Dammit – he’d made an impressively strong selection for his debut DGR.

George sets the standard on debut.

On ride morning I left the house slightly later than I’d intended, and not wanting to be late for my George rendezvous a few miles outside of Cardiff, I soon discovered why riding quickly in a three-piece tweed suit and an open-face helmet is a chilly affair. Man not hot.

We rode into town at a more sedate pace, met up with a full complement of Bafflers – a hungover Salts, Sam, Andrew and his brother-in-law Paul – then headed over to the DGR meet-up spot near City Hall

A (pretty much) oil-free meet up.

As we rode in it was clear that there were a lot more riders than last year, and we were all initially impressed with the turnout.

It was also clear that there was still only one toilet and one bacon emporium, so we spent most of our time queuing before the rider briefing.

Saying that, this was also A Good Thing for a handful of reasons:

We met Oli. Here was a guy who was clearly cut from the same wheel-fan cloth as the rest of us, so Salts wasted no time in signing him up to the Baffle squad. Salts also wasted no time in blagging a coffee off him and a bacon sandwich from Sam – the latter of which seemingly au fait with his ‘lads, lads, I’ve only got a card’ routine.

We got to watch all the bikes riding by us as they entered the fray. My particular favourites being a crew of choppers and a leopard spotted suit.

We had the opportunity to witness George getting more and more riled up by people who didn’t take note of the ‘distinguished’ brief and arrived in their normal, hi-vis, commuter riding wear.
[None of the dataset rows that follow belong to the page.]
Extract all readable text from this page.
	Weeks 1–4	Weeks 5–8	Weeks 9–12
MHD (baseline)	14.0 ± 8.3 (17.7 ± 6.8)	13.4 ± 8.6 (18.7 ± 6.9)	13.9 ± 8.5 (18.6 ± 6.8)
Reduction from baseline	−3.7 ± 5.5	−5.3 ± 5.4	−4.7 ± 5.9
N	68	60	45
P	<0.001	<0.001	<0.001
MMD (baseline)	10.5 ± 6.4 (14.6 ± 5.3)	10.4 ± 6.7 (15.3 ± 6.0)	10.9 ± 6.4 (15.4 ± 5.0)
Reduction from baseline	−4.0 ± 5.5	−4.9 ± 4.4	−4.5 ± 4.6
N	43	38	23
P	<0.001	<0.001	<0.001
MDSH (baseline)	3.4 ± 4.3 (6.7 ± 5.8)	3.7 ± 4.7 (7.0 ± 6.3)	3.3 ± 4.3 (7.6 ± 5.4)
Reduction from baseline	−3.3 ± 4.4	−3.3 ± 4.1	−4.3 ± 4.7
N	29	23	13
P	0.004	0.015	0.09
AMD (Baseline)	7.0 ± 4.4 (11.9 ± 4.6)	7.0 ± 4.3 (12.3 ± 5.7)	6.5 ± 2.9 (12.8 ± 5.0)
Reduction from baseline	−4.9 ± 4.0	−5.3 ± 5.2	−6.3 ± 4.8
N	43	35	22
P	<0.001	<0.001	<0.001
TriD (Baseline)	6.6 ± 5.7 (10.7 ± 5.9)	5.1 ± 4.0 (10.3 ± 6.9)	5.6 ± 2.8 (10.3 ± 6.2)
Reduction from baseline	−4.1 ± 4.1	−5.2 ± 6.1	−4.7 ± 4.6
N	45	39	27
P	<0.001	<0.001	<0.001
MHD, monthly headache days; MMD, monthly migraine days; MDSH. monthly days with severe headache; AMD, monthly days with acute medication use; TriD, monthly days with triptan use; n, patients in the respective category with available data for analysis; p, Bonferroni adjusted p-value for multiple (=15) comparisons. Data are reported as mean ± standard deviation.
He was not amused, and this only became more overt as the day went on. (George has since informed me of his intention to write a strongly worded email: ‘Dear sirs, imagine my surprise…’)

We’re finding more and more about Oli as time goes on…
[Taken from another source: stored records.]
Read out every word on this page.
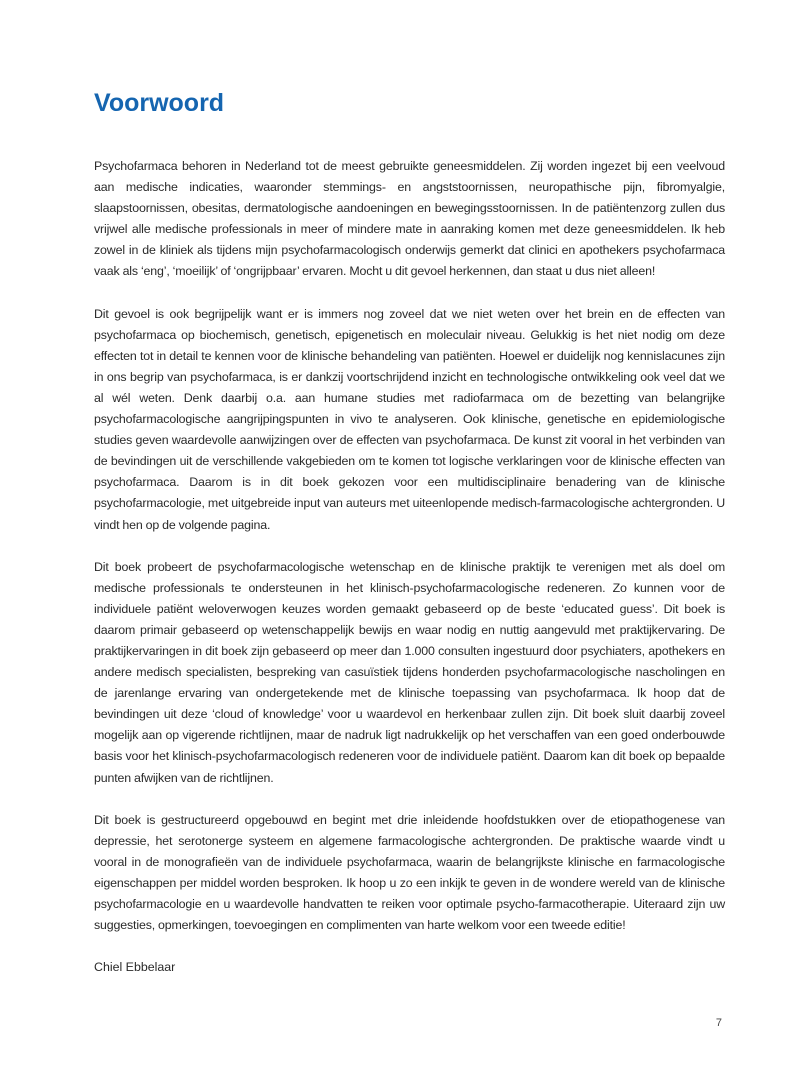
Voorwoord

Psychofarmaca behoren in Nederland tot de meest gebruikte geneesmiddelen. Zij worden ingezet bij een veelvoud aan medische indicaties, waaronder stemmings- en angststoornissen, neuropathische pijn, fibromyalgie, slaapstoornissen, obesitas, dermatologische aandoeningen en bewegingsstoornissen. In de patiëntenzorg zullen dus vrijwel alle medische professionals in meer of mindere mate in aanraking komen met deze geneesmiddelen. Ik heb zowel in de kliniek als tijdens mijn psychofarmacologisch onderwijs gemerkt dat clinici en apothekers psychofarmaca vaak als ‘eng’, ‘moeilijk’ of ‘ongrijpbaar’ ervaren. Mocht u dit gevoel herkennen, dan staat u dus niet alleen!

Dit gevoel is ook begrijpelijk want er is immers nog zoveel dat we niet weten over het brein en de effecten van psychofarmaca op biochemisch, genetisch, epigenetisch en moleculair niveau. Gelukkig is het niet nodig om deze effecten tot in detail te kennen voor de klinische behandeling van patiënten. Hoewel er duidelijk nog kennislacunes zijn in ons begrip van psychofarmaca, is er dankzij voortschrijdend inzicht en technologische ontwikkeling ook veel dat we al wél weten. Denk daarbij o.a. aan humane studies met radiofarmaca om de bezetting van belangrijke psychofarmacologische aangrijpingspunten in vivo te analyseren. Ook klinische, genetische en epidemiologische studies geven waardevolle aanwijzingen over de effecten van psychofarmaca. De kunst zit vooral in het verbinden van de bevindingen uit de verschillende vakgebieden om te komen tot logische verklaringen voor de klinische effecten van psychofarmaca. Daarom is in dit boek gekozen voor een multidisciplinaire benadering van de klinische psychofarmacologie, met uitgebreide input van auteurs met uiteenlopende medisch-farmacologische achtergronden. U vindt hen op de volgende pagina.

Dit boek probeert de psychofarmacologische wetenschap en de klinische praktijk te verenigen met als doel om medische professionals te ondersteunen in het klinisch-psychofarmacologische redeneren. Zo kunnen voor de individuele patiënt weloverwogen keuzes worden gemaakt gebaseerd op de beste ‘educated guess’. Dit boek is daarom primair gebaseerd op wetenschappelijk bewijs en waar nodig en nuttig aangevuld met praktijkervaring. De praktijkervaringen in dit boek zijn gebaseerd op meer dan 1.000 consulten ingestuurd door psychiaters, apothekers en andere medisch specialisten, bespreking van casuïstiek tijdens honderden psychofarmacologische nascholingen en de jarenlange ervaring van ondergetekende met de klinische toepassing van psychofarmaca. Ik hoop dat de bevindingen uit deze ‘cloud of knowledge’ voor u waardevol en herkenbaar zullen zijn. Dit boek sluit daarbij zoveel mogelijk aan op vigerende richtlijnen, maar de nadruk ligt nadrukkelijk op het verschaffen van een goed onderbouwde basis voor het klinisch-psychofarmacologisch redeneren voor de individuele patiënt. Daarom kan dit boek op bepaalde punten afwijken van de richtlijnen.

Dit boek is gestructureerd opgebouwd en begint met drie inleidende hoofdstukken over de etiopathogenese van depressie, het serotonerge systeem en algemene farmacologische achtergronden. De praktische waarde vindt u vooral in de monografieën van de individuele psychofarmaca, waarin de belangrijkste klinische en farmacologische eigenschappen per middel worden besproken. Ik hoop u zo een inkijk te geven in de wondere wereld van de klinische psychofarmacologie en u waardevolle handvatten te reiken voor optimale psycho-farmacotherapie. Uiteraard zijn uw suggesties, opmerkingen, toevoegingen en complimenten van harte welkom voor een tweede editie!

Chiel Ebbelaar

7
Once we’d eaten, had the rider briefing and waved goodbye to Sam – who ditched the rest of us for his ‘real friends’ to play hockey with – we saddled up and slowly rode out towards our first regroup spot out at Culverhouse Cross.

This first section always takes bloody ages, as trying to thread 300+ riders towards a PC World carpark is no small task, so we spent a good portion of time parked at each set of traffic lights.

Oli kept us all amused by revving the shit out of his BMW (pictured above) at every opportunity, and the rest of the time we good-naturedly waved and beeped as we passed cheering groups of bystanders.

I for one absolutely love it when kids look gob-smacked as we ride by, so always make sure I take the time to acknowledge them – these are the sorts of moments that shape children into motorbike fans, so the more converts the better.

We regrouped, took some photos, beeped some more horns then left in a huge swarm, only to follow a group who took a wrong turn (I couldn’t help but notice that the people we followed in the wrong direction were riding scooters – outside of mainland Europe I tend not to trust anyone riding a scooter).

Beaming about on our bikes. 

But really it didn’t matter: we had such good fun beaming about on our bikes, chatting all the way – confirming that open-face was definitely the right winner of the previous week’s poll – scuffing roundabouts, unnecessarily revving engines, beeping horns, laughing and watching George getting more and angrier at sports bike riders wearing the wrong clothes.

We pooled up again at Barry Island, ran for comfort breaks, then buzzed back out and wound our way to Penarth where the pier was closed just for us (and 300 friends).

The best bit for me is always seeing my family at the finish – my 6-year-old looking so proud as if I’ve just won the Dakar Rally. Andrew grabbed some awesome drone footage to finish his day’s vlog and we chilled with more coffee and bacon (this time, Salts picked up the tab).

Penarth Pier Brilliant shot by Andrew Harrison 

This year was by far the best one I’ve been a part of, and it’s great to see the Baffle squad slowly growing. Next year is going to be brilliant – we’ve already been discussing details on Whatsapp.

‘If you can’t see Oli, you can hear him.’

It is also clear that each one of us is going to have to step up our suit game for next year – the friendly rivalry is cranking up!